Ihr Edlen dieser Welt, hört hört hört. Zwei Kastraten hatten den goldenen Stab gefasst und führten die Bewegung ihres Herren aus, so dass auf jedes “hört” ein Funken sprühender Regen von dem aufkrachenden Stab ausging. Dieser regnete in einer Kaskade vom Rand der Felsnadel herab und verzehrte sich selbst über den Köpfen der Opritschniki, die ihren Posten bezogen hatten und denen als einzigen im Rund scharfe Waffen erlaubt waren.
Von Euch zum demütigen Verwalter dieser Welt auserkoren und von der lenkenden Hand des Adeptus Adminstratum gesegnet, gefiel es Gouverneur de Wajari Euch zu rufen. Auf das Ihr euch versammelt und nach aller euch zur verfügung stehenden Kraft zum Wohle dieser Welt beratet und entscheidet.
Wurde der Ruf erhört?

Er wurde erhört!
Kam es von den Rängen in einer vieltausenden Antwort. Gesprochen nur, aber in solcher Zahl, dass es als gewaltiges Raunen durch die Halle wehte.
Ich sehe Euch.
Ich danke Hochbaron Vladimir Orsius für sein Hiersein.

So ging es weiter. Der Zeremonienmeister begrüßte jeden einzelnen, anwesenden Fraktionsführer der Häuser und der gewichtigen Gäste aus anderen Nationen und von anderen Welten.
Das allein dauerte lang. Sehr lang.
Dann wandte er sich an die Vertreter des Imperiums. Des Adeptus Civitas, des Mechanicum, der Arbites und all den anderen Organisationen, die berufen waren Koron 3 im Licht Terras wandeln zu lassen.
Schließlich beendete er das Zeremoniell und sackte völlig erschöpft in die wartenden Arme seiner Diener.
Als nächstes kam der lange erwartete Part des Gouverneurs. Er würde den Anwesenden persönlich danken und eine ungefähre, inhaltliche Richtung für die Gespräche vorgeben. Mit scharfem Auge hatte man den obersten Verwalter der Welt bereits auf der Spitze der Nadel ausmachen können. Etwas genauer, wenn man über entsprechende, körperliche Anpassungen verfügte. Nun erhob sich eine zierliche Gestalt mit wallender, goldener Lockenpracht.
Leopold Frederico sprach nicht laut. Die Technik verhalf seiner Stimme jedoch zu ungeteilter Aufmerksamkeit. Diese Stimme zitterte und brach nicht und doch klang sie auf unüberhörbare Weise schwach und dünn. Das musste nicht unbedingt etwas heißen, denn der Gouverneur hatte Zeit seines Erwachsenenlebens jener Mode gehobener Adelskreisen angehört, welche eine bewusst zur Schau gestellte, körperliche Schwäche zelebrierte. Ohnmachten und eine Attitüde permanenter Erschöpfung und Langeweile wurden dabei vorgelebt. Ein Gegenkonzept zu plumper Körperlichkeit und primitivem Aktivismus. Veredelter Geist und erlesener Geschmack von keinen Platz in einem transpirierenden Leib, der seine Existenz mit schwerer Arbeit vertat.

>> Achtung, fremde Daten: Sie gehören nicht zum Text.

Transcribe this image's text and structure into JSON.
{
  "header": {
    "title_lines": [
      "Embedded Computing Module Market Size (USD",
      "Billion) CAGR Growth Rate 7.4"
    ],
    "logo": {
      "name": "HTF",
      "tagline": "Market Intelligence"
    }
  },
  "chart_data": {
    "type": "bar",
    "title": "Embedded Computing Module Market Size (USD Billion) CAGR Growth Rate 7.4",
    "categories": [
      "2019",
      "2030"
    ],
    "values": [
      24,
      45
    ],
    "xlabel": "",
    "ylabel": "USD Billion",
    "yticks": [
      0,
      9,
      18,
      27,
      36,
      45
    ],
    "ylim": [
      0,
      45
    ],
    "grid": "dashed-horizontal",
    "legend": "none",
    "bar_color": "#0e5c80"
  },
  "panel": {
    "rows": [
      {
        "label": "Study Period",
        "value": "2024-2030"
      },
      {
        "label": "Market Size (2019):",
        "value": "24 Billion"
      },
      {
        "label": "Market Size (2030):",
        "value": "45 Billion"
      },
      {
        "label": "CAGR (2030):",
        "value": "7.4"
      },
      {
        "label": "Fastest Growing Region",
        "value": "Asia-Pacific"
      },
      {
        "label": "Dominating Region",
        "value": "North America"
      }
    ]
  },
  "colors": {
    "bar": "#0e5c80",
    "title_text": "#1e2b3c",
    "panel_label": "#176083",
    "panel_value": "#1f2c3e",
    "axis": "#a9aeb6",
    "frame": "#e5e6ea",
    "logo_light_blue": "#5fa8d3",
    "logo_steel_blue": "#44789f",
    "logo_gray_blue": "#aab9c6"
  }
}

Obwohl man um diese modische Marotte des Gouverneurs wusste, gab all das doch jenen in ihrer Meinung Vorschub, die de Wajari schon mit einem Bein im Siechengrab sahen.
Aber noch lebte er, dass ließ sich nicht leugnen.
Einige enttäuschte das, andere freute es.
Was der Gouverneur in seiner halbstündigen Rede sagte, war kaum mehr als das, was zu erwarten gewesen war. Lob der Zusammenarbeit der großartigen Länder Korons, der Organe des Imperiums und interplanetarer Partner.
Man würde in den kommenden Sitzungstagen Steuerfragen besprechen, den Zustand der Armee, die Tributzahlung, Kompetenzen der Nationen, Handlungsbeziehungen zu anderen Systemen, planetare Gesetzgebung und letztlich Themen, welche die Anwesenden einbringen konnten.